É impressionante como nossa sociedade é hipócrita. Basta surgir algum escândalo envolvendo verba pública para a imprensa despejar seu veneno contra quem quer que seja, como se isso nunca tivesse acontecido. Às vezes, de tão graves, os crimes revelados acabam virando comédias nacionais. Lembram-se das passagens aéreas? Um bando de políticos se escondeu atrás das cortinas dos teatros da politicagem rasteira para não assumirem as falcatruas praticadas.
Durante semanas, não se via ninguém em Brasília, até mesmo o presidente Lula, que gosta tanto de prosear, preferiu o chimarrão argentino aos "abutres do jornalismo político". Quando a poeira começou a baixar, um a um, deputados e senadores, saíram da moita e aproveitaram os holofotes da mesma mídia que os apoquentava para tentar justificar o que já era injustificável.
As lágrimas de crocodilo desciam à face, teve até quem dissesse que usou as passagens aéreas para premiar a sogra porque ela era maravilhosa. Sogra maravilhosa? Nem em contos de Nelson Rodrigues. Se dissesse que era para a "megera" dar o fora, desaparecer do mapa, soaria melhor. E acredita que houve eleitores que acreditaram nas lorotas dos gatunos de colarinho branco?
Ficamos indignados com o uso indevido do dinheiro público, que beneficia poucos em detrimento dos milhões de contribuintes, mas o que causa espanto é que o uso desse mesmo recurso em compra de passagens aéreas e fretamentos de jatos já havia ocorrido no ano anterior, durante o carnaval de 2008, quando o governador Cid Gomes, do Ceará, resolveu promover uma festinha particular à cobra, quer dizer, à sogra e às mulheres de seus assessores, desfalcando em milhões de reais os cofres cearenses.

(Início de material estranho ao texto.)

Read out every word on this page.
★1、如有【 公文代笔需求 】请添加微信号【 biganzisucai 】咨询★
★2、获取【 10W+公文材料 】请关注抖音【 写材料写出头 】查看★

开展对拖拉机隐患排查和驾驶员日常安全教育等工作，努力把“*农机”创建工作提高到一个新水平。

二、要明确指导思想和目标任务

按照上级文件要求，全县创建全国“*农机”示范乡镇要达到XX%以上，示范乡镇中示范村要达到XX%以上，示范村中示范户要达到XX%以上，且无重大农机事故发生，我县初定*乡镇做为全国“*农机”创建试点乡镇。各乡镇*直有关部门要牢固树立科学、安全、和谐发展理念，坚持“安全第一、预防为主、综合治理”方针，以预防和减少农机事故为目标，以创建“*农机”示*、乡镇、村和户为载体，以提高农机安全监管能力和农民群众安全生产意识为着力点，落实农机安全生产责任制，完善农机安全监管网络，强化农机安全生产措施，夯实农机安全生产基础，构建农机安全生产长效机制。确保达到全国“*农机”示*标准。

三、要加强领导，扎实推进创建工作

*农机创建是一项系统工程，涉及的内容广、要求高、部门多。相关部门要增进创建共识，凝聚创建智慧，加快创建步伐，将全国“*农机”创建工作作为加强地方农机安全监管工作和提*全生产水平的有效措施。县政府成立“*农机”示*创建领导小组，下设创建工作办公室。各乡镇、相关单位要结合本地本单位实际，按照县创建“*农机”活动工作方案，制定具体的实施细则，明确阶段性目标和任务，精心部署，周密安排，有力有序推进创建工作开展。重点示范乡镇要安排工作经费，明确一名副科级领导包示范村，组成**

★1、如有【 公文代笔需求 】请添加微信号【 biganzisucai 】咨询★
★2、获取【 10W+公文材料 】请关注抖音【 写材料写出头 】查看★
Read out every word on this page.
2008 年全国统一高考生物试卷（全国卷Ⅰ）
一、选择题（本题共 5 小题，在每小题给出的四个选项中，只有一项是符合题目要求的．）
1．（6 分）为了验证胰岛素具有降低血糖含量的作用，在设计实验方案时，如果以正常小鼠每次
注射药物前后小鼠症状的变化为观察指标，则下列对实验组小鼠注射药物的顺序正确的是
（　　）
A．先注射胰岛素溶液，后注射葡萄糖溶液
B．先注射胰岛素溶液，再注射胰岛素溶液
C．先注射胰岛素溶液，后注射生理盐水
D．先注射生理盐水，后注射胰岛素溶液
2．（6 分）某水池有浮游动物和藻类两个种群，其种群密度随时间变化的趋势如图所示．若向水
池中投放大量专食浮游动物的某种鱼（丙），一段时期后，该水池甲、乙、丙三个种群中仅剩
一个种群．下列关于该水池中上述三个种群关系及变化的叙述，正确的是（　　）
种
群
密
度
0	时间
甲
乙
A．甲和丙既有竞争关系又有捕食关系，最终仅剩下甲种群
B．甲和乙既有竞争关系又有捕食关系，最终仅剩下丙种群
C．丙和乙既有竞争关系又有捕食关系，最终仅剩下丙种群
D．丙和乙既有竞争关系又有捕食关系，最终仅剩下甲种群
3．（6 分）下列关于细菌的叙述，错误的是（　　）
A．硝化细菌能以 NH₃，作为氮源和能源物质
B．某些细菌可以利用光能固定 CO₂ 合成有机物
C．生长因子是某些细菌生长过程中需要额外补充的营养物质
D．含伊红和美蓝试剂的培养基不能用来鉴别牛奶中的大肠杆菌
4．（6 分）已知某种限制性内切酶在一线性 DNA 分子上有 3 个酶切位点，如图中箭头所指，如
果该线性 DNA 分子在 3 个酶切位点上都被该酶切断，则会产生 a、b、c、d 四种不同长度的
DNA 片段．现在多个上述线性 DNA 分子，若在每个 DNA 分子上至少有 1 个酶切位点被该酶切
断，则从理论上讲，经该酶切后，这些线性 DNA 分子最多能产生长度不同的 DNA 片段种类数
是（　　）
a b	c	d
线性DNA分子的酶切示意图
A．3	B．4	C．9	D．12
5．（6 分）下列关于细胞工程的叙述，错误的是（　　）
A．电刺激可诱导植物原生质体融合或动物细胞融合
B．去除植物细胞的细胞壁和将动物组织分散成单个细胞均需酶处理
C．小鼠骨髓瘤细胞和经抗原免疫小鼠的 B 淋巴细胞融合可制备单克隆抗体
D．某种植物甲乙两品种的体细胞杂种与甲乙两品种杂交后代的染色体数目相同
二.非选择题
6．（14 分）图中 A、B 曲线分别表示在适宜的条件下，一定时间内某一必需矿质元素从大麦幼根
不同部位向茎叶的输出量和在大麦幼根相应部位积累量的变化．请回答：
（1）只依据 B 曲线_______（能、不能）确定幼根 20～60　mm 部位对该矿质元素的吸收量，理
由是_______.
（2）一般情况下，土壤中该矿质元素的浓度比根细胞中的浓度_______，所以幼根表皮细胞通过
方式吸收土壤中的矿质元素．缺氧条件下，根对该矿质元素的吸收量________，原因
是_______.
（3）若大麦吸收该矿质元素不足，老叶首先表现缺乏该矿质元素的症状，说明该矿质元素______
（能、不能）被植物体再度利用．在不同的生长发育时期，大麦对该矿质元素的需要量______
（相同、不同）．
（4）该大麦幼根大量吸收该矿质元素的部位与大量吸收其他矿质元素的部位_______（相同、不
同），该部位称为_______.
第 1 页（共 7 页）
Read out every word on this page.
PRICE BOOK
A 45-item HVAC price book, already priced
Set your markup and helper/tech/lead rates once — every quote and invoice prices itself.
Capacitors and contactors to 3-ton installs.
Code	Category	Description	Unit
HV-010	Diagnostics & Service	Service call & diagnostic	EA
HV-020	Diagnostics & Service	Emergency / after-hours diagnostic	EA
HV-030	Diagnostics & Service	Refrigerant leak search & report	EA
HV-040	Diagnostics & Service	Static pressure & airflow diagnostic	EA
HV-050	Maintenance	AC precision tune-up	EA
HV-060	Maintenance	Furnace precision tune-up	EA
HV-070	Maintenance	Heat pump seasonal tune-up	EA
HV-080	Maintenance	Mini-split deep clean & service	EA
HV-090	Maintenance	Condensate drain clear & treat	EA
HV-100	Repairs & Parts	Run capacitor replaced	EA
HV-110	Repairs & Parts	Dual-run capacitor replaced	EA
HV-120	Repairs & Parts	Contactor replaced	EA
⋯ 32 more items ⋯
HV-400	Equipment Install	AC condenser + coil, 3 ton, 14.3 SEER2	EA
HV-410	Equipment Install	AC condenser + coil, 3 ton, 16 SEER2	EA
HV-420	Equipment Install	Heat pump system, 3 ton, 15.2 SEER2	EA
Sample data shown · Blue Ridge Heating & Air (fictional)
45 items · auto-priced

De uma só vez, as grã-finas torraram a grana dos pobres em hotéis e lojas luxuosa da Europa. E, assim como no caso recente, todo mundo tacou a lenha, a fogueira foi acesa e ninguém acabou tostada como a pobre Joana d'Arc, a tal heroína francesa; pelo contrário, as justificativas foram muitas, de todos os tipos, para todos os gostos, mas o que realmente interessava - a devolução do dinheiro aos cofres públicos e a punição dos envolvidos, ah, isso ficou para depois... Afinal, elas estavam constrangidas com o episódio, precisavam se refugiar em algum paraíso fiscal para recobrar as energias. Então, como levá-las a julgamento? E, aliás, o que fizeram de tão errado? Só viajaram, disseram alguns... Esqueceram-se apenas de dizer que à custa do dinheiro do povo!
Assim como no caso federal, depois da cobertura midiática exemplar, os fatos caíram no esquecimento e tudo acabou em pizza. E que pizza! O sabor? De corrupção! Em qualquer país civilizado, o mínimo que se esperaria seria a destituição desses que se intitulam os "servidores do povo", "os defensores da plebe", quando são, na verdade, as hienas que lhes comem a carne e o próprio bolso. Seria o mínimo!
Não bastasse, todo o dinheiro deveria ser devolvido com as devidas correções e a punição austera, fosse-a em forma de detenção ou em prestação de serviços comunitários - só não iguais aos do Silvinho Pereira, aquele ex-petista que recebeu um Land Rover de presente da GDK, porque aquilo não foi punição, mas estímulo ao crime. Imagine ver o presidente do Senado, José Sarney, varrendo a Praça dos Três Poderes, em Brasília? Precisaria punição maior que essa? Se estivéssemos em um país sério, sim; já que moramos no Brasil, só em vê-lo derramar à face algumas gotas de suor e se sentir "parte do povo", comendo uma quentinha debaixo do sol, ainda que por um dia, bastaria!
Infelizmente, aqueles que nos representam no Judiciário não pensam assim; preferem as obscuridades semânticas da lei à sua efetiva aplicação, até porque, como julgar aqueles cujos crimes assemelham-se aos de seus julgadores? Dessa forma, sem qualquer resquício de arrependimento, os podres são empurrados para debaixo do tapete... Imagine se alguém, um desses Robin Hood às avessas, resolvesse levantá-lo? Não quero nem imaginar, iriam faltar cadeias ou aviões para as fugas em massa. Tem dúvida de que isso possa acontecer? Eu não! Porque, parafraseando o matuto presidente Lula, "sou brasileiro e não desisto (de acreditar na Justiça) nunca".